Recalling that after dark the streets surrounding the Wayside Tavern are noted for their tranquility, Mine Host wonders if there may not be other factors influencing the spread of violence in faraway places such as Brisbane.

"If abuse of alcohol is the main contributing factor in savage violence," thunders Mine Host "with the per capita consumption here, my town should be a 'Baghdad-in-the-mulga'"

"For sure, if there is violence to be had, these drop-kicks around here will be up for it. However, despite me rendering them legless with record quantities of Rum, a fluid noted for it's aggression enhancing properties, in this town there is nary even an instance of fisticuffs between consenting adults"

Mine Host believes that the alcohol supplied to him by various breweries, distilleries, wineries etc, is every bit as potent as that which is supplied to nightclubs in central Brisbane. Furthermore, he is of the belief that hooligans break the law in Brisbane not because they are more drunk than the patrons of the Wayside Tavern, but because they CAN.
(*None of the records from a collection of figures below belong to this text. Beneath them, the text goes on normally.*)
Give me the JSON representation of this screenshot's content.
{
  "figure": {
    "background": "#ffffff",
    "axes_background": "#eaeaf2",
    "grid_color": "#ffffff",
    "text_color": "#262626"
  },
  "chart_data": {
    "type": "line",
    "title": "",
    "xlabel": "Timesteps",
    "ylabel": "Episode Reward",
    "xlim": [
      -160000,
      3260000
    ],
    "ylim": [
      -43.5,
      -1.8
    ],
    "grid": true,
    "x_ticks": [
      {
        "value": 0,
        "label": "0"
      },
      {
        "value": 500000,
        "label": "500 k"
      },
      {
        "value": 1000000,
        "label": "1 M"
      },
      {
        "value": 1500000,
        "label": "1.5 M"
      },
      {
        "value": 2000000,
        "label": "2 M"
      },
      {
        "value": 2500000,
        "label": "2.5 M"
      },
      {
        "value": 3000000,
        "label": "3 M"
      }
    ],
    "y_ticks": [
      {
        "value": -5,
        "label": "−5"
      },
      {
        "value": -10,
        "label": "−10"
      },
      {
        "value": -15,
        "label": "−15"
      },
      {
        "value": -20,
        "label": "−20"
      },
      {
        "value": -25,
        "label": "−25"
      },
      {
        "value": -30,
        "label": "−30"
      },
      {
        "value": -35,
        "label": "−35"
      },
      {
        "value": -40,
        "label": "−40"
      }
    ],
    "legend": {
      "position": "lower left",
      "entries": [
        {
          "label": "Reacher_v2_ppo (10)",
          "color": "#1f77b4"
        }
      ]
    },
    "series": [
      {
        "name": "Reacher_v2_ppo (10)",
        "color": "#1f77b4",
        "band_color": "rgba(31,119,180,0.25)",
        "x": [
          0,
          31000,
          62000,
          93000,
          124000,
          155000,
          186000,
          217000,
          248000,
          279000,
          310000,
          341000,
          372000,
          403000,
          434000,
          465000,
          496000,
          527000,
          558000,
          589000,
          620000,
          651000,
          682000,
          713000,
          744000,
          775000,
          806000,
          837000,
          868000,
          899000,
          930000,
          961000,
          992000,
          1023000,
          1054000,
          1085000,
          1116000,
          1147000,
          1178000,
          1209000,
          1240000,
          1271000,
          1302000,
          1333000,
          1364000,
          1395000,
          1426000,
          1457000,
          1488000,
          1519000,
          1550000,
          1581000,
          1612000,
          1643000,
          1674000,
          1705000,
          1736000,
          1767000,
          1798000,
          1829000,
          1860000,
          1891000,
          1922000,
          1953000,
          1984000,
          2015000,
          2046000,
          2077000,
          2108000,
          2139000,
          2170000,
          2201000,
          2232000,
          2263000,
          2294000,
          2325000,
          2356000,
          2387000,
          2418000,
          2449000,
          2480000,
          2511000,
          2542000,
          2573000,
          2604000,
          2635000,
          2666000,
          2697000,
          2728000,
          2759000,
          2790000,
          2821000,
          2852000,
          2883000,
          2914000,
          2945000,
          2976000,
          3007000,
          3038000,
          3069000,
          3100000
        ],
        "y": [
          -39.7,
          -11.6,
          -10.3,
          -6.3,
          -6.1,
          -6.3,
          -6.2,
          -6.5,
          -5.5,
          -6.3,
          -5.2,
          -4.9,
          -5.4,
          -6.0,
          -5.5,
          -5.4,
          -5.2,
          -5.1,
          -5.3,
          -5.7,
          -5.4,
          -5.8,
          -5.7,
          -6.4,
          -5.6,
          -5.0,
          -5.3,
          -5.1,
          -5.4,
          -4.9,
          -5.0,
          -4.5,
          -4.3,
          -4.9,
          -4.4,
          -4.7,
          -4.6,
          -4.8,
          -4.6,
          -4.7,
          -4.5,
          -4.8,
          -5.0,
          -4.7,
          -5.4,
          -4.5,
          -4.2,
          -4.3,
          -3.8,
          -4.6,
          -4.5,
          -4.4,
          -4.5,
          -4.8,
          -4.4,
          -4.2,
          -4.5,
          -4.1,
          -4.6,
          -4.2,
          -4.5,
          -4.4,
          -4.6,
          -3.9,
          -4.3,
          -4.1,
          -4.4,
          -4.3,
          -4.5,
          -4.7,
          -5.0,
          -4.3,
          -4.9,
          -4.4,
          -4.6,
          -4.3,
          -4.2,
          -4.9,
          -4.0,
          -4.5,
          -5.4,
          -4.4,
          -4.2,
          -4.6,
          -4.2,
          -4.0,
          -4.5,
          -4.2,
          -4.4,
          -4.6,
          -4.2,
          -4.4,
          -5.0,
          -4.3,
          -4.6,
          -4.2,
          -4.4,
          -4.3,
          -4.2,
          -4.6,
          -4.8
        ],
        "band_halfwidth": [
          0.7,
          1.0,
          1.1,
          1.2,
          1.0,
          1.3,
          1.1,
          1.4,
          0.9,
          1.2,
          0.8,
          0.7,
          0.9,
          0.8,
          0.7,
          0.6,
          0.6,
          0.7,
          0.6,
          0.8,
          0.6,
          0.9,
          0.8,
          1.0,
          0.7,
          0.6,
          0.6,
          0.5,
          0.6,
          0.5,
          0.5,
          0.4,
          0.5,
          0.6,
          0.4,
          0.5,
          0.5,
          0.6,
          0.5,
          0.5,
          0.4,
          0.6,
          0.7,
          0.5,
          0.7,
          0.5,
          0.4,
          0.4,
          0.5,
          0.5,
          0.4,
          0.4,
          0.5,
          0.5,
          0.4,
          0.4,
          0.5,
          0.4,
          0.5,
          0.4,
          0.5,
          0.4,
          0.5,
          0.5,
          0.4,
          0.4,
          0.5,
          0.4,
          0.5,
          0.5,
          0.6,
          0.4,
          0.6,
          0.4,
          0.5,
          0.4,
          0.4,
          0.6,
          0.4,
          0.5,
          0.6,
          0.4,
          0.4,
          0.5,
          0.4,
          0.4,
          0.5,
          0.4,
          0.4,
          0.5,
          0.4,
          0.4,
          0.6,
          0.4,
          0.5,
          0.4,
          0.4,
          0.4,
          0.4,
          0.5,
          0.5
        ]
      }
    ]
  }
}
The thugs who lurk menacingly near the Wayside Tavern commit what little pieces of mischief as they do, in the full knowledge that they face certain arrest, either on the spot, or if they leg it, before they reach home. As belligerent as they may be when facing the citizenry, these "toughs" are sooks when confronted by police. Fear of consequences (ie: being taken to the cells via the "long scenic route") means none give significant grief to the police.

Mine Host is of the belief that the thuggocracy of Brisbane would voluntarily cease operations if they also faced a 100% chance of being arrested & held accountable for their crimes.

Furthermore if cowardly attacks upon the weak & vulnerable were to have physical consequences for the thuggocracy (ie, being descended upon by several police, wielding batons & ready to use them), street violence would be on it's way to being no more than a memory.